O Perito quase perdeu sua busca e apreensão

A busca e apreensão como lição de estratégia processual

A situação analisada revela que a perícia judicial não é composta apenas de conhecimento técnico. O Perito também precisa compreender a dinâmica processual na qual está inserido.

A atuação pericial exige conhecimento sobre mandados, intimações, sigilo, limites da decisão judicial, cadeia de custódia, contraditório, preservação de evidências e comunicação com o Juízo.

Isso não transforma o Perito em advogado ou magistrado. Significa apenas que o profissional precisa conhecer suficientemente o ambiente processual para não colocar sua própria atividade técnica em risco.

O Perito que ignora os limites processuais pode produzir um excelente trabalho técnico sobre uma prova cuja utilização judicial será posteriormente questionada.

A importância de preservar a imparcialidade

A urgência da diligência também não pode conduzir o Perito a assumir uma postura de investigação autônoma. O profissional deve manter sua imparcialidade e atuar dentro do objeto determinado.

Sua função não é encontrar provas a qualquer custo. Sua função é examinar tecnicamente os elementos que estão abrangidos pela ordem judicial e produzir uma conclusão técnica fundamentada.

Essa postura é especialmente importante quando a diligência envolve alegações de pirataria, fraude ou violação de direitos. O Perito não deve partir da premissa de que a irregularidade existe. Deve examinar tecnicamente os elementos e registrar o que foi encontrado.
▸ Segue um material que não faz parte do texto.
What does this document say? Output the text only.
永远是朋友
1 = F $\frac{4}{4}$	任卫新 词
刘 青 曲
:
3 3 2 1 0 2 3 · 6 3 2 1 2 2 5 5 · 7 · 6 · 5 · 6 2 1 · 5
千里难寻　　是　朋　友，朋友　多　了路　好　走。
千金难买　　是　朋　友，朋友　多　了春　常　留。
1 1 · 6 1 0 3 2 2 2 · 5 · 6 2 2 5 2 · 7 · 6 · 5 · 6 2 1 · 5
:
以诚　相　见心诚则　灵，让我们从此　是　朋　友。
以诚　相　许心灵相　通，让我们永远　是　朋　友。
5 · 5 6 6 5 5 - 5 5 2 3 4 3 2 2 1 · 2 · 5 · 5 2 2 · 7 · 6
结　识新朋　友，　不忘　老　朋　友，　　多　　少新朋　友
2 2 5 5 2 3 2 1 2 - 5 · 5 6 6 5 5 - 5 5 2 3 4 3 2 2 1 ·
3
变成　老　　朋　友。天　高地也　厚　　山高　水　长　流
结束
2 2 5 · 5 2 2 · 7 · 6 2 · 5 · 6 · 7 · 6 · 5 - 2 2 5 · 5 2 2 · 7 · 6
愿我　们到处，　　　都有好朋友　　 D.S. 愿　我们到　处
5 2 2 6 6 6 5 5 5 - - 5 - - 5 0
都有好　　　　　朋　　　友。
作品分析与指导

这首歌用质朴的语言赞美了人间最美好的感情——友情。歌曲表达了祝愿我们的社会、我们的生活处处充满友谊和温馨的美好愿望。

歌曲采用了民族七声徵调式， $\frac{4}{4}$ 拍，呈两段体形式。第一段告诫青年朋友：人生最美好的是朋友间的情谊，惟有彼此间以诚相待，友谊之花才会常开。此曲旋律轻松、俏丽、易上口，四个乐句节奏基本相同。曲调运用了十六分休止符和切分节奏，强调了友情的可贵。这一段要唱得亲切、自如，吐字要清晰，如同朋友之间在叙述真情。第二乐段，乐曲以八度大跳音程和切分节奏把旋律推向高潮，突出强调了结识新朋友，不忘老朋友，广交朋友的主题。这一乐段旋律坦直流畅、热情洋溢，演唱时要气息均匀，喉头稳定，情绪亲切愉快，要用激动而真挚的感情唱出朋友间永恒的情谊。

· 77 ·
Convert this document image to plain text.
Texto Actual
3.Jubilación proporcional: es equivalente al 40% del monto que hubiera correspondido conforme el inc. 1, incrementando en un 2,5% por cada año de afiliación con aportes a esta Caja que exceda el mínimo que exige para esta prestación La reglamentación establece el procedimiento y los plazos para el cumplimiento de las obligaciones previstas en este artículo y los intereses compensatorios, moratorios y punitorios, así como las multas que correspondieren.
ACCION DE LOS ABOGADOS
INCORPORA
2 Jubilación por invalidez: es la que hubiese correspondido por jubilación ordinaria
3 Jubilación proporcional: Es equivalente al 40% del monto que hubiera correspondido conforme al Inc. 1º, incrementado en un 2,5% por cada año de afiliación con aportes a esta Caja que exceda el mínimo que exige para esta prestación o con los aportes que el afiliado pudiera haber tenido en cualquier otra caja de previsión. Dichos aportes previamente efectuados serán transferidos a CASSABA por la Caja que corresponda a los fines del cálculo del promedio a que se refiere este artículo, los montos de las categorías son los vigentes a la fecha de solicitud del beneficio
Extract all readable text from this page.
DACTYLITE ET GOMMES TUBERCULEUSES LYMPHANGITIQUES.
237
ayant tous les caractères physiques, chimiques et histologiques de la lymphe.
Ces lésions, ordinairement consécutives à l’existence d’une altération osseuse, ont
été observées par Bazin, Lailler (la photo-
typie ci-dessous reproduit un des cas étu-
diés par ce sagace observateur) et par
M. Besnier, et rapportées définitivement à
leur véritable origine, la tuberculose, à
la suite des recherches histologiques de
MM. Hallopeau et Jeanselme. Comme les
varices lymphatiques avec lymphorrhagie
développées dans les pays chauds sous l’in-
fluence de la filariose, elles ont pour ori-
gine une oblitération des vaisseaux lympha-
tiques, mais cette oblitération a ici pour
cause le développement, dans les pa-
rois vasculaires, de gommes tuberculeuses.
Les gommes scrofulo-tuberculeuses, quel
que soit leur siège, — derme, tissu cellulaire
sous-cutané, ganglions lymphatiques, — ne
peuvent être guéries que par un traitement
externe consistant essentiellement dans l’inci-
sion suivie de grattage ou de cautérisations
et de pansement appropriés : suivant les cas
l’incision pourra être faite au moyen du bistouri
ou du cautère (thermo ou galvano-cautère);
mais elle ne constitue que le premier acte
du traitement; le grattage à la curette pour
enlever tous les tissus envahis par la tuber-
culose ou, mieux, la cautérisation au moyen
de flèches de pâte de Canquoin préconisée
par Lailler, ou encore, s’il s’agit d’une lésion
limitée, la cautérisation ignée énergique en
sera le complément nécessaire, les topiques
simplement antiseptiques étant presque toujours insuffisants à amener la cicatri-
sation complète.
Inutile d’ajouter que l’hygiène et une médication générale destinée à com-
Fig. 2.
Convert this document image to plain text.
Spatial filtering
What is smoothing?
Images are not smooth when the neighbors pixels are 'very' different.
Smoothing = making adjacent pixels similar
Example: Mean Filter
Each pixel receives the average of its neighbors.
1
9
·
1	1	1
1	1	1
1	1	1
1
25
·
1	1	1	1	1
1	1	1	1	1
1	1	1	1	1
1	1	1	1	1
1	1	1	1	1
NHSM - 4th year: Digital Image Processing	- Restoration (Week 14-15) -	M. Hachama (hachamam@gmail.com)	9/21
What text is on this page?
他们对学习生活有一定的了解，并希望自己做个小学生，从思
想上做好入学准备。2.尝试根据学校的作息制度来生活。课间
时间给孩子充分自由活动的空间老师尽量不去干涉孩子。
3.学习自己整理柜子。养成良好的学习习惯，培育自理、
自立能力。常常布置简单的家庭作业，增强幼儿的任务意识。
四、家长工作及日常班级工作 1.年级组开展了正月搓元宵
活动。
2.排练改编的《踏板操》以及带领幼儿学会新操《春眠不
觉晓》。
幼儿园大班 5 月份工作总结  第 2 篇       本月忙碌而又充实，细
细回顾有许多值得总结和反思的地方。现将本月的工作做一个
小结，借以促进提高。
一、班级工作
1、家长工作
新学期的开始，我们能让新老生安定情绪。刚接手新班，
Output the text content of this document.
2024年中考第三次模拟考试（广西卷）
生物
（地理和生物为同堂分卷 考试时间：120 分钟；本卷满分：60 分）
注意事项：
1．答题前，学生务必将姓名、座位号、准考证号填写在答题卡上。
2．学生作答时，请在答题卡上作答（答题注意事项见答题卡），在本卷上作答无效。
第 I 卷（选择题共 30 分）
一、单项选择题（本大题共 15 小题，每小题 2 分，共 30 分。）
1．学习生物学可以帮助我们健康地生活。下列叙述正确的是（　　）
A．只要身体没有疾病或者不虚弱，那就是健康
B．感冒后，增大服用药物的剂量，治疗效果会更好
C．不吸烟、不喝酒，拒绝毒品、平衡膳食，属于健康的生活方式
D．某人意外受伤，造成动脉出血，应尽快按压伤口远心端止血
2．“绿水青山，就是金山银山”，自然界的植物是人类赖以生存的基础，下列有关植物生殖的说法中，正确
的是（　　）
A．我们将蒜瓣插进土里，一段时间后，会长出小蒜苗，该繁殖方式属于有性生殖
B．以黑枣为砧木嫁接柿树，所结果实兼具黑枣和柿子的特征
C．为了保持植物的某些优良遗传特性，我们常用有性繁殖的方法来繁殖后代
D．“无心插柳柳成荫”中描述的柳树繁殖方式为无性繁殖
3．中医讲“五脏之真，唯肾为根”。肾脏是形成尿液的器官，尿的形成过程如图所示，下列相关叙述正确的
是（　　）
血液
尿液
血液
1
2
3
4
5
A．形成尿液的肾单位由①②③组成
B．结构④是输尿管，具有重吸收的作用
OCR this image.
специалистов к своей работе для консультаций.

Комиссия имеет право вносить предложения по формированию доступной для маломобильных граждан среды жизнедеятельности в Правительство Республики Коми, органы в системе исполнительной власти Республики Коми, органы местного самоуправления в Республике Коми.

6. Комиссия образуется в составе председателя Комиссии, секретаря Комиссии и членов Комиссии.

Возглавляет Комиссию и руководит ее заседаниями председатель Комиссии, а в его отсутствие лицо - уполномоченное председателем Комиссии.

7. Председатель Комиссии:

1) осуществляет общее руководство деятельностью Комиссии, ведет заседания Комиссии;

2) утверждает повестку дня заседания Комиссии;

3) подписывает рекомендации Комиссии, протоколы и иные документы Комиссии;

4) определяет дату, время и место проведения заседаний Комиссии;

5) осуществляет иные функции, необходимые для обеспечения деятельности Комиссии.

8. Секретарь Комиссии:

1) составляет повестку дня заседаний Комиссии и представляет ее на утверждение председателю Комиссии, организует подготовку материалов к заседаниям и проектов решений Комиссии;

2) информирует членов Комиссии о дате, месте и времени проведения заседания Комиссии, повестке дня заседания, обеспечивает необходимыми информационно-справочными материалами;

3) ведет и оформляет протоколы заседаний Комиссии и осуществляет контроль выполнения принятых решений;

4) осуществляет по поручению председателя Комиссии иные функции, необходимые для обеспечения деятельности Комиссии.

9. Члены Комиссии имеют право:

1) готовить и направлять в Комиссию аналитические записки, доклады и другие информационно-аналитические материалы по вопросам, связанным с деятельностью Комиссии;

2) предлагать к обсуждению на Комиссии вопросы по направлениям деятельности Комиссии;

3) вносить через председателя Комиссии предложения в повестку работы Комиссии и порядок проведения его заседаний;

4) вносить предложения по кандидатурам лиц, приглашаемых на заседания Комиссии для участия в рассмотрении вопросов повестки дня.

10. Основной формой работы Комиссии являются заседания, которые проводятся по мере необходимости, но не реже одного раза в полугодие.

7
A prova pericial deve ser construída a partir dos fatos, e não de uma hipótese previamente adotada.

Conclusão

As diligências de busca e apreensão representam uma das situações mais sensíveis da atuação pericial. O sigilo, o fator surpresa, a possibilidade de destruição de evidências e a necessidade de atuação rápida criam um ambiente no qual qualquer erro pode produzir consequências relevantes.

A divergência entre o endereço constante do mandado e o local onde efetivamente se encontram os equipamentos ou documentos relevantes é um exemplo clássico desse desafio. O Perito não pode simplesmente presumir que o mandado abrange um imóvel diferente daquele expressamente indicado. A existência da mesma empresa, da mesma logomarca ou da proximidade física pode ser relevante para demonstrar a relação entre os locais, mas não autoriza automaticamente a extensão da ordem judicial.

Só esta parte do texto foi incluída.